Sono sempre più numerosi i bambini, spesso presi in precedenza come ostaggi, costretti nelle Filippine a combattere al fianco dei guerriglieri jihadisti vicini al sedicente stato islamico (Is).

Il maggior numero dei casi registrati di bambini-soldato riguarda i miliziani del Maute — gruppo terroristico affiliato all’Is — che hanno occupato nelle scorse settimane la città di Marawi, nell’isola meridionale di Mindanao. In particolare, i ragazzi, secondo le testimonianze e le ricostruzioni, vengono prelevati dai loro villaggi quando sono nella prima adolescenza e addestrati per diversi mesi, per essere poi utilizzati in combattimento preferibilmente quando hanno più o meno 15 anni. «I racconti che ci arrivano continuamente sono molto pesanti», ha riferito alla stampa locale il generale Restituto Padilla, il portavoce delle forze armate filippine.
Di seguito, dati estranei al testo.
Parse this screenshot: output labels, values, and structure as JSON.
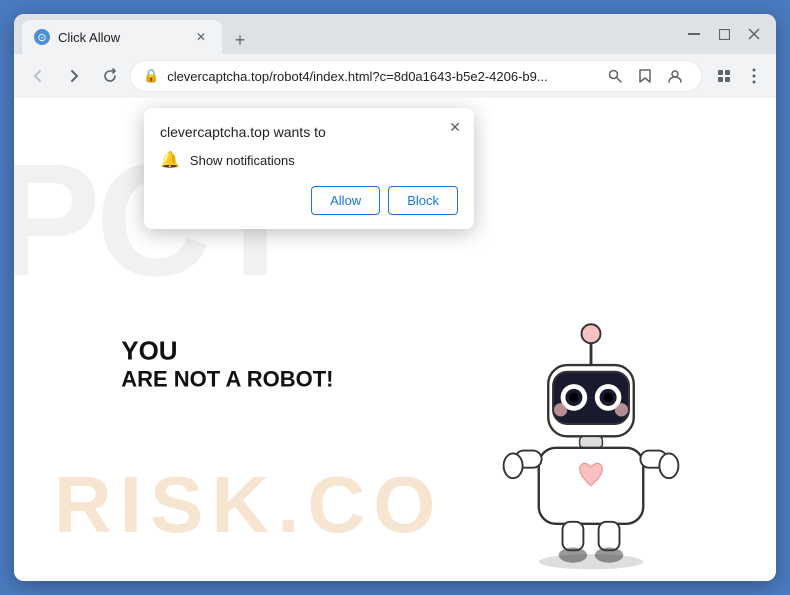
{
  "browser": {
    "tab": {
      "title": "Click Allow",
      "favicon": "●"
    },
    "address_bar": {
      "url": "clevercaptcha.top/robot4/index.html?c=8d0a1643-b5e2-4206-b9...",
      "lock_icon": "🔒"
    },
    "nav": {
      "back": "←",
      "forward": "→",
      "reload": "↻"
    },
    "window_controls": {
      "minimize": "—",
      "maximize": "□",
      "close": "✕"
    }
  },
  "popup": {
    "title": "clevercaptcha.top wants to",
    "notification_label": "Show notifications",
    "allow_button": "Allow",
    "block_button": "Block",
    "close_icon": "✕"
  },
  "page": {
    "main_text_line1": "YOU",
    "main_text_line2": "ARE NOT A ROBOT!",
    "watermark_top": "PCT",
    "watermark_bottom": "RISK.CO"
  },
  "colors": {
    "browser_bg": "#dee1e6",
    "tab_active": "#f1f3f4",
    "webpage_bg": "#ffffff",
    "allow_btn_color": "#1a73e8",
    "block_btn_color": "#1a73e8",
    "outer_border": "#4a7abf"
  }
}
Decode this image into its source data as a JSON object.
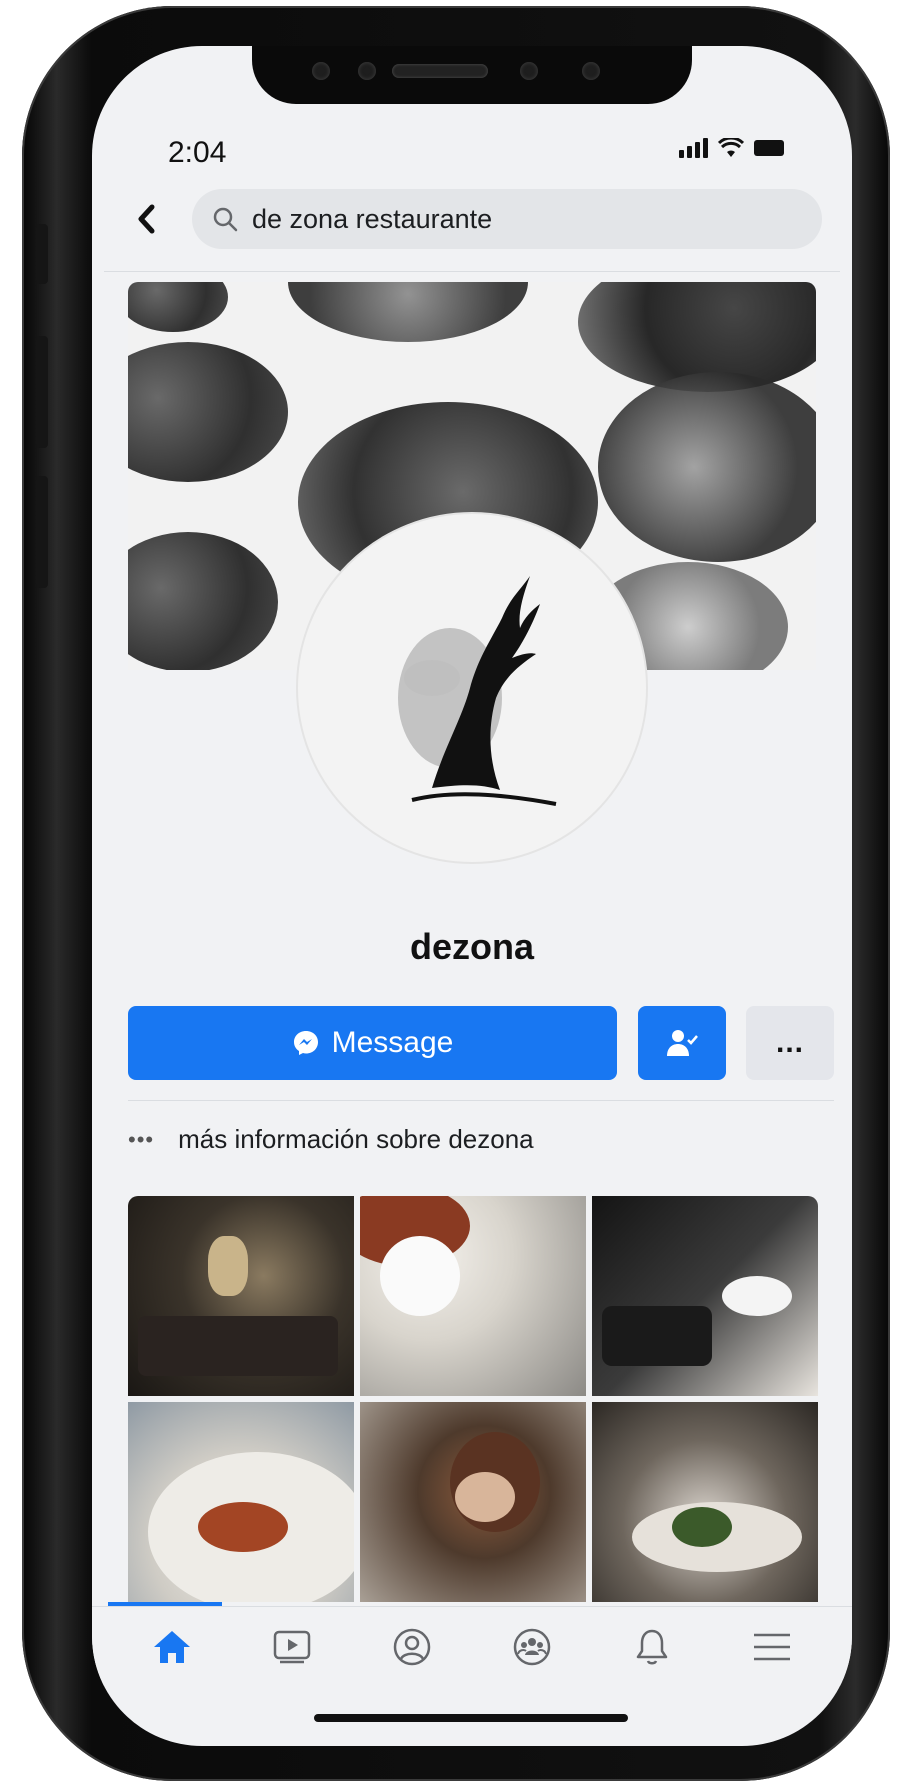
{
  "status_bar": {
    "time": "2:04"
  },
  "search": {
    "query": "de zona restaurante"
  },
  "profile": {
    "name": "dezona",
    "message_button": "Message",
    "more_button": "...",
    "more_info": "más información sobre dezona"
  },
  "tab_bar": {
    "items": [
      "home-icon",
      "watch-icon",
      "profile-icon",
      "groups-icon",
      "notifications-icon",
      "menu-icon"
    ],
    "active": "home"
  },
  "colors": {
    "accent": "#1877f2",
    "background": "#f1f2f4"
  }
}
I terroristi, ha aggiunto, «si recano armi in pugno nei villaggi, rapiscono i ragazzi e poi li costringono a combattere». Una pratica purtroppo utilizzata spesso da parte dei gruppi simpatizzanti dell’Is. Non si è a conoscenza di cifre esatte, ma è certo che decine e decine di giovani sono stati costretti a combattere dopo la presa di Marawi da parte dei terroristi del Maute. Un drammatico destino analogo dovrebbe riguardare anche molti dei circa 300 civili che restano tuttora in ostaggio nella città (tra cui un prete e diversi parrocchiani), dopo un mese e mezzo di controffensiva delle forze regolari di Manila per riassumerne il controllo. E chi si rifiuta di combattere a fianco del Maute viene pubblicamente ucciso: i casi accertati, a riguardo, sono almeno sei. E la lunga battaglia tra militari filippine e terroristi a Marawi ha già provocato oltre 510 vittime. Molti i civili.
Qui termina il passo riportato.